Each notebook is safe to re-run — outputs are written with skip-guards so already-built files are not re-downloaded or re-tiled. Set FORCE_REBUILD = True in a cell right after %run ./config_nb to force a full rebuild of that notebook's outputs.


Data flow

San Francisco AOI (one bbox, reused across the series)
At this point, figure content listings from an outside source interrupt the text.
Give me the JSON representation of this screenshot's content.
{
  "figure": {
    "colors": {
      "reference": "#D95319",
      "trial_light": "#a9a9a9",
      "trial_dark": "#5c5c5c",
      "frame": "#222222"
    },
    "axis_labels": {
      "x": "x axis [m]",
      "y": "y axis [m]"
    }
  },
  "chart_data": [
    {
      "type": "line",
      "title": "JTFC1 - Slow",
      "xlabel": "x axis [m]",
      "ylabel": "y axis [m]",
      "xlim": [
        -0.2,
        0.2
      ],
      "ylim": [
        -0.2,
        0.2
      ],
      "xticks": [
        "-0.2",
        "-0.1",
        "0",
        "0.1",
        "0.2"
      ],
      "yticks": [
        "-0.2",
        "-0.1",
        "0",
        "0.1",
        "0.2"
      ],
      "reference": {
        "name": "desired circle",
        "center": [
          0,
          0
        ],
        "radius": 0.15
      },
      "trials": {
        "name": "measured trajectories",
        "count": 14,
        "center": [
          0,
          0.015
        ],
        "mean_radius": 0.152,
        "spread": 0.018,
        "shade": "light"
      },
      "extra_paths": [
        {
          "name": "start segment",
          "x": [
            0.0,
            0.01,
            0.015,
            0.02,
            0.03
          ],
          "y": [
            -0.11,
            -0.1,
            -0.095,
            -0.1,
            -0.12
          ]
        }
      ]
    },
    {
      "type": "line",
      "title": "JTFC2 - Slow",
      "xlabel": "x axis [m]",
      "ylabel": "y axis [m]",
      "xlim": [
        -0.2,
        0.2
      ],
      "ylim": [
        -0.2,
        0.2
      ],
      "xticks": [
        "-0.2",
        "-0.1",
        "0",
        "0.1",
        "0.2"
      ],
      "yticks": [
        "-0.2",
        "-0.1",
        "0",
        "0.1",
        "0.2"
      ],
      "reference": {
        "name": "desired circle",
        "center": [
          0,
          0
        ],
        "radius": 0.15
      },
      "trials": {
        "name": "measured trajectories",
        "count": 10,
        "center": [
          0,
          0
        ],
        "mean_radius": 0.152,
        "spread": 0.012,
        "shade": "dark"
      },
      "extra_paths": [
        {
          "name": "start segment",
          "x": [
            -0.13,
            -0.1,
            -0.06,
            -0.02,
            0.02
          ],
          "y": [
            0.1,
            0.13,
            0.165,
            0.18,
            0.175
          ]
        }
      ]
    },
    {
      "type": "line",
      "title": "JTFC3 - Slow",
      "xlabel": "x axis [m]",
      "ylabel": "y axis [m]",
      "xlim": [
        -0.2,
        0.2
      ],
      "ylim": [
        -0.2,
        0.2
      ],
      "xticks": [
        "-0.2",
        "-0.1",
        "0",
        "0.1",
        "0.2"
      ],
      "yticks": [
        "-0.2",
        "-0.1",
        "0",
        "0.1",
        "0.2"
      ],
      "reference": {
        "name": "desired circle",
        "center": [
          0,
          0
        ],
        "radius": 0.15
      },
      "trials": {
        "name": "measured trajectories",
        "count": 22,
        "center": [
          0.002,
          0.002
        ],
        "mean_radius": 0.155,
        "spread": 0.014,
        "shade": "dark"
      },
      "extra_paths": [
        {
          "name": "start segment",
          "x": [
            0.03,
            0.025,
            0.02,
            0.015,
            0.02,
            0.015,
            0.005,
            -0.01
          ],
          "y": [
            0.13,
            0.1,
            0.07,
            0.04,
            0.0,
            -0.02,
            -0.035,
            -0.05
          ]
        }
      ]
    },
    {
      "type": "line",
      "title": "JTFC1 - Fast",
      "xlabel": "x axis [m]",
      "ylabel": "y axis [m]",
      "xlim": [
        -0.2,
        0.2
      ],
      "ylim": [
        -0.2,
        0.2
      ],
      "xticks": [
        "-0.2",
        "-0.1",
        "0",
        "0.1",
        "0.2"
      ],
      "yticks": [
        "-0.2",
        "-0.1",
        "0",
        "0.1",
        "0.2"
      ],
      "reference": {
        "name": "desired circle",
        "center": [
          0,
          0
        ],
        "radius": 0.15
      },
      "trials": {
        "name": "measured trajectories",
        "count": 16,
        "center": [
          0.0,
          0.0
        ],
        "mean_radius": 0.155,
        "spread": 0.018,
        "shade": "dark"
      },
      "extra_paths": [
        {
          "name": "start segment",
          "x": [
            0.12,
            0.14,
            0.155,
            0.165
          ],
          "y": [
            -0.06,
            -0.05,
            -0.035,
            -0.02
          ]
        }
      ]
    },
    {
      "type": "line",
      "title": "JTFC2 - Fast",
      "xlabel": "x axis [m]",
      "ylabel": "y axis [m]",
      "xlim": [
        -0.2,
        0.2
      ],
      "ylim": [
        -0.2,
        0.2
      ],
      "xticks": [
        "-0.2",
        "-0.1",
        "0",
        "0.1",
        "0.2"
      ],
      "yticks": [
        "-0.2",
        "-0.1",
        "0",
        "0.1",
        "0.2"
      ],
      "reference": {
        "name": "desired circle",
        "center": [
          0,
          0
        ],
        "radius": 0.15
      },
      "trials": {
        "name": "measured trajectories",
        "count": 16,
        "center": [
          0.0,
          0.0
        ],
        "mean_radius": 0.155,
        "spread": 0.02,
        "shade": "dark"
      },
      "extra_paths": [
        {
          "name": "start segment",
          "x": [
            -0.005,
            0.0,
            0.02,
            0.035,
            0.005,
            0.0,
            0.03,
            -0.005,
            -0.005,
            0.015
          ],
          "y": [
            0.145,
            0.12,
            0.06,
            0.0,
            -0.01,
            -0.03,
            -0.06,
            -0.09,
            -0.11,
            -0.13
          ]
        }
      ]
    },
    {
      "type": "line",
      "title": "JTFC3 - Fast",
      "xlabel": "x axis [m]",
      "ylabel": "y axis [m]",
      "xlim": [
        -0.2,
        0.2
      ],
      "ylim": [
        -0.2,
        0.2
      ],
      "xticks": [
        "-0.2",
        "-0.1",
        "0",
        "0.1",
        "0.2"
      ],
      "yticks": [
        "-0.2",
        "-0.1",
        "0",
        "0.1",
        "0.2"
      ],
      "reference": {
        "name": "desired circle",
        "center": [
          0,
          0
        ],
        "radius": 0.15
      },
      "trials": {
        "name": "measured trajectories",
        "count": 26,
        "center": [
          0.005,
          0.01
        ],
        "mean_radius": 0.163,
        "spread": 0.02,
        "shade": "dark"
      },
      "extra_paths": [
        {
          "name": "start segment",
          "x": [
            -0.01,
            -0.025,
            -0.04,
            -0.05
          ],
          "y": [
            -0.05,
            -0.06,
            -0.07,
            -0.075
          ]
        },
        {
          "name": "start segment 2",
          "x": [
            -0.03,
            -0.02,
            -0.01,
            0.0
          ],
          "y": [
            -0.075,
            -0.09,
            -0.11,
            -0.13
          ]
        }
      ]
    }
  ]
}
┌─────┴───────────────┬─────────────────────────────┐
▼ ▼ ▼
Overture buildings NAIP aerial (helper) USGS 3DEP DEM (helper)
(OvertureClient) │ │
│ ▼ gbx_rst_to_webmercator ▼ gbx_rst_cog_convert
▼ gbx_st_asmvt │ │ → COGs + STAC Delta
+ st_asmvt_pyramid ▼ gbx_rst_xyzpyramid ▼ slope/aspect/hillshade
│ │ ▼ gbx_rst_xyzpyramid
▼ gbx_pmtiles_agg ▼ gbx_pmtiles_agg ▼ gbx_pmtiles_agg
sf_buildings.pmtiles sf_naip.pmtiles sf_hillshade.pmtiles
│ │ │
└─────────────────────┴──────────────┬──────────────┘

plot_pmtiles / plot_cog (inline)
→ solar site-selection view

Key GeoBrix / Databricks functions shown


Gotchas

  • PMTiles is driver-side only. gbx_pmtiles_agg produces the archive via a distributed reduce but the final file lands on the driver Volume path — it cannot be read back via spark.read. Use pmtiles_info / plot_pmtiles for inspection.
  • plot_pmtiles base64 size guard. The inline embed is bounded by the notebook cell-output cap (~10 MB default, 20 MB max), and displayHTML inflates the payload ~2–3× — so an archive over ~4–5 MB falls back to a static thumbnail. Scope the AOI/zoom range, use interactive_fit="downzoom", or stream from an https:// URL if the archive exceeds the ceiling.
  • Overture cloud-path vs. HTTP-href. OvertureClient first tries a direct cloud-storage path; if that is not reachable from the cluster network it falls back to an HTTP href. Classic clusters with S3 VPC endpoints reach the cloud path; Serverless always reaches the HTTP href.
  • NAIP and 3DEP network reachability. Both sources require outbound internet access via Planetary Computer and have no offline fallback — NB02 (NaipDownloader) and NB03 (DemDownloader) skip or error if the endpoint is unreachable.
  • Repartition by column on Serverless. A number-only repartition(N) is AQE-coalesced on Serverless. Always repartition by a data column (e.g., repartition(N, "tile_x")) before distributed UDF calls.
  • Wheel install is a 2-step pattern. config_nb installs the wheel with --no-deps first (to force fresh bytes), then reinstalls with geobrix[light,stac,vizx,overture] (to pull extras). A bare single-step --no-deps install drops the extras and causes ModuleNotFoundError at import.